The welding seams N2+N3 are produced by what is known as interval welding. The second welding seam N2 bonds the components 5a and 5b to one another, and the third welding seam N3 bonds the components 5c and 5d to one another in a material cohesive fashion. In interval welding, a continuous welding seam is generally not produced, but rather an intermittent, i.e., interrupted welding seam N is produced. During interval welding, the welding seam N therefore often consists of successive welding spots Pi from the additive material Z, which welding spots are separated from one another in the direction of the seam course of the seam by a region B without additive material. However, it would also be possible in principle to produce a continuous welding seam N during interval welding. At this point it should be again pointed out that a welding seam N within the scope of the invention is not necessarily to be understood to mean a continuous welding seam N, but that intermittent welding seams are also to be understood as welding seams N within the meaning of the invention.

In the first welding seam N1, a welding seam length NLi of sections of the welding seam N1 serves as a detectable external physical welding seam property with which the information in the welding seam N1 is stored. The welding seam length NLi is generally understood to mean a length of distinguishable sections of a welding seam N in the direction of the seam course of the seam. In this specific case, the welding seam N1 shown has successive welding scales Si that result from the process control of the welding process used. The shape of the welding scales Si and, in particular, the welding scale length NU of the welding scales Si can be influenced by one or more control parameters of the welding method, in particular by the welding speed at which the welding torch 6 is moved by the manipulation unit 3 relative to the components 5b, 5c, by the feed rate of the additive material Z and in particular also by welding parameters such as, for example, the welding current, the pulse frequency (in the case of a cyclically pulsating welding current), the number of welding cycles and/or the duration of the welding cycles, etc. However, it is already known in principle how the welding scale length NLi can be influenced, which is why this is not discussed in detail here.
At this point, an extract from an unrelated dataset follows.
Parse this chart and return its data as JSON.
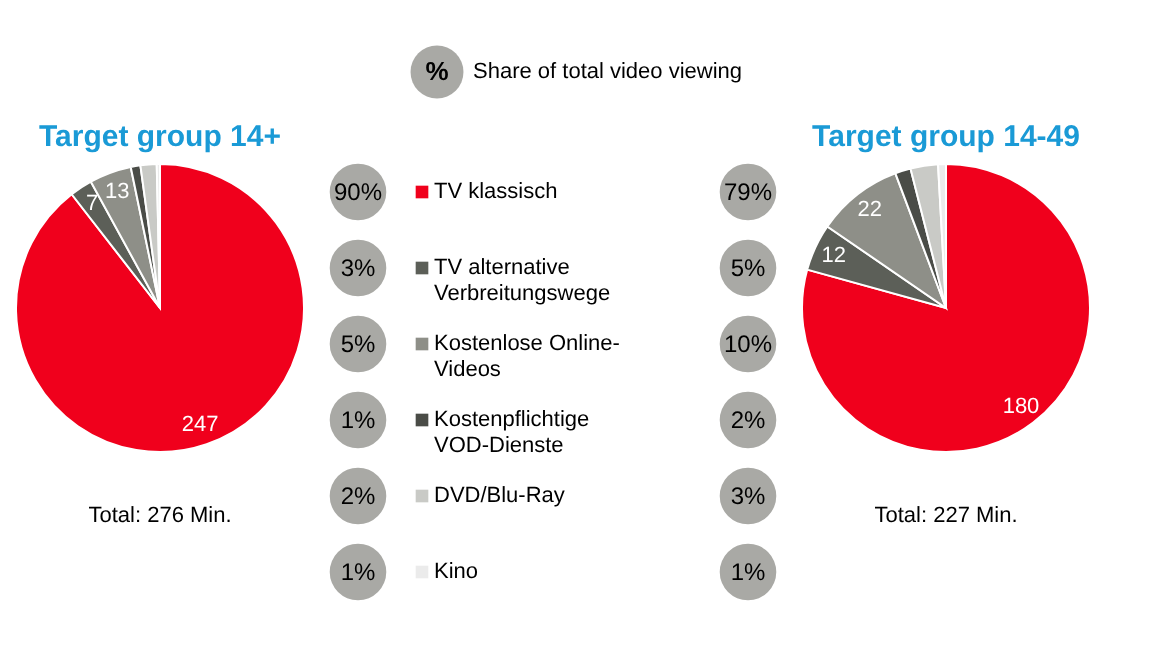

The welding scale length NLi can consequently be used to store the desired information in a digital form in the first welding seam N1. Depending on which digital code is used, different welding scale lengths NLi can be assigned to the code letters of the code alphabet of the code. In the case of a binary code, for example, two different welding scale lengths NL1, NL2 can be used, which are introduced into the welding seam N1 in a specific sequence along the seam course of the seam in accordance with the information content, as is indicated in FIG. 2. A welding scale length NL1, NL2 can be interpreted, for example, as the “logical zero” code letter or code symbol of the binary code, and the respective other welding scale length NL1, NL2 can be interpreted as the “logical one” code letter or code symbol of the binary code. The information is stored between a defined information start point ISP1 and a defined information end point IEP1 in the welding seam N1. In the example shown, the information start point ISP1 corresponds to the seam start of the welding seam N1, and the information end point IEP1 corresponds to the seam end of the welding seam N1. Of course, this is only an example and the information start point ISP1 and the information end point IEP1 could also be located at a different location of the welding seam N1, for example in a specified central section of the welding seam N1. Of course, repeated introduction of the same (or other) information at different points of the welding seam N1 along the seam course of the seam would also be conceivable.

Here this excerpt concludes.